La creación de los FDAA se dio a colación de la separación previa de los Redonditos de Ricota ocurrida en el año 2001. La agrupación se formó sobre la base del proyecto personal de Solari (de hecho, lo bautizó con su seudónimo con un formato similar al título del grupo «Patricio Rey»), luego de la disolución de Los Redondos y un prolongado y hermético silencio por parte del artista.

Contó en su primer trabajo con la colaboración de Julio Sáez, Baltasar Comotto, Hernán Aramberri, Pablo Sbaraglia y Marcelo Torres. Con el paso del tiempo, la alineación sufrió diversas modificaciones, pero manteniendo inalterable la calidad de sus producciones.

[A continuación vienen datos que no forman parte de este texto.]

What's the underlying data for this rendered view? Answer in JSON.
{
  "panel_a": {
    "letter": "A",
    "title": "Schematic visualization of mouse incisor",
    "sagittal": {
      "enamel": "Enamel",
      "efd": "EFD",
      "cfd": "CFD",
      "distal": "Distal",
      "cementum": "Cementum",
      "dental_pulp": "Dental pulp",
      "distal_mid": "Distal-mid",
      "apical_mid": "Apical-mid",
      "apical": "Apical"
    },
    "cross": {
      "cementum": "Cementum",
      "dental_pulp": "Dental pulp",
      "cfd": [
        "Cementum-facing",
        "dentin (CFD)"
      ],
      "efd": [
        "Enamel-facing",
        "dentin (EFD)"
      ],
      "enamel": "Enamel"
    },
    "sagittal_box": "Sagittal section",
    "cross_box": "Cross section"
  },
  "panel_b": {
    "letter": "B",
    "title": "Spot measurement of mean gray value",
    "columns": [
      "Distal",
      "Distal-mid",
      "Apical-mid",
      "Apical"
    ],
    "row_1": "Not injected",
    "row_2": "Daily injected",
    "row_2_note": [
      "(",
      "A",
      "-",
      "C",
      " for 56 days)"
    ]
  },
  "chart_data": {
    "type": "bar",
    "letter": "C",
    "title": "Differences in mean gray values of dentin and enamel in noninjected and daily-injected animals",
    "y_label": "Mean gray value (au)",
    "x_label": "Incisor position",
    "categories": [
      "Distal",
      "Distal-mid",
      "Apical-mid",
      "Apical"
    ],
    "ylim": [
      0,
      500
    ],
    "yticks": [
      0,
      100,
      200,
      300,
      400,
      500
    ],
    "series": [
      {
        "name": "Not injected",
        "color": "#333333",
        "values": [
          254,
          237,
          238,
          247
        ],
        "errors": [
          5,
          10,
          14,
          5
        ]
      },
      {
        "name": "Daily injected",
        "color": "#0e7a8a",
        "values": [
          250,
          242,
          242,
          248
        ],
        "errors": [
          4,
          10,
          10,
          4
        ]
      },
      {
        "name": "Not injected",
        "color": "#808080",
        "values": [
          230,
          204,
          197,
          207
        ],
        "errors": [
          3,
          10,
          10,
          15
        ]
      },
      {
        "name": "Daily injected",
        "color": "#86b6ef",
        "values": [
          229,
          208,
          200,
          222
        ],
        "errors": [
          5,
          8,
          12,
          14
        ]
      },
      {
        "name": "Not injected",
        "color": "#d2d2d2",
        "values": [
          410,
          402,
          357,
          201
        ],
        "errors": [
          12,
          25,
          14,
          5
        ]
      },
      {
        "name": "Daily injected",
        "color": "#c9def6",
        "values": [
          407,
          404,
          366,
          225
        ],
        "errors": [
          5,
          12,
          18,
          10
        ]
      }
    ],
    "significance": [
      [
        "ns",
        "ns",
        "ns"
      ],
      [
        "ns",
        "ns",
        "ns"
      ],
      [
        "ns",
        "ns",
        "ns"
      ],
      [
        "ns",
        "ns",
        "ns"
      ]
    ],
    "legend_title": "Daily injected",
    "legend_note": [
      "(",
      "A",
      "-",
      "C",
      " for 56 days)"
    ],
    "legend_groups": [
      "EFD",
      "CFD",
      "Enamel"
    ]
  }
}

Una curiosidad de los discos lanzados por este grupo, son los seudónimos con los que el propio Solari hace alusión a su trabajo, usando nombres como «Artista invitado», «Monsieur Sandoz», «Caballo Loco», «El Fisgón Ciego» y «Protoplasman» para figurar en los créditos.


Asimismo, una particularidad exhibida por esta agrupación ha sido las multitudinarias convocatorias que supo realizar en diferentes recitales brindados en el interior de Argentina, siendo conocidas popularmente como «misas» debido a los altos niveles de convocatoria que registraba.


Esta modalidad adoptada por Solari para presentar sus producciones, no estuvo exenta de polémicas debido a las graves fallas en los sistemas de seguridad de estos eventos, donde en sus últimas convocatorias se llegó a superar las 300 000 personas.


Uno de los grupos más convocantes de rock de Latinoamérica: es considerado junto a La Renga el grupo más grande y convocante del rock latinoamericano, siendo sumamente convocante aún sin la presencia física de Solari. Desde su presentación en el año 2004, Solari y los Fundamentalistas llevan grabados los discos, El tesoro de los Inocentes (bingo fuel), Porco Rex (2007), El perfume de la tempestad (2010), Pajaritos, bravo muchachitos (2013), DVD “En concierto” y silencio (2015), El ruiseñor, el amor y la muerte en 2017.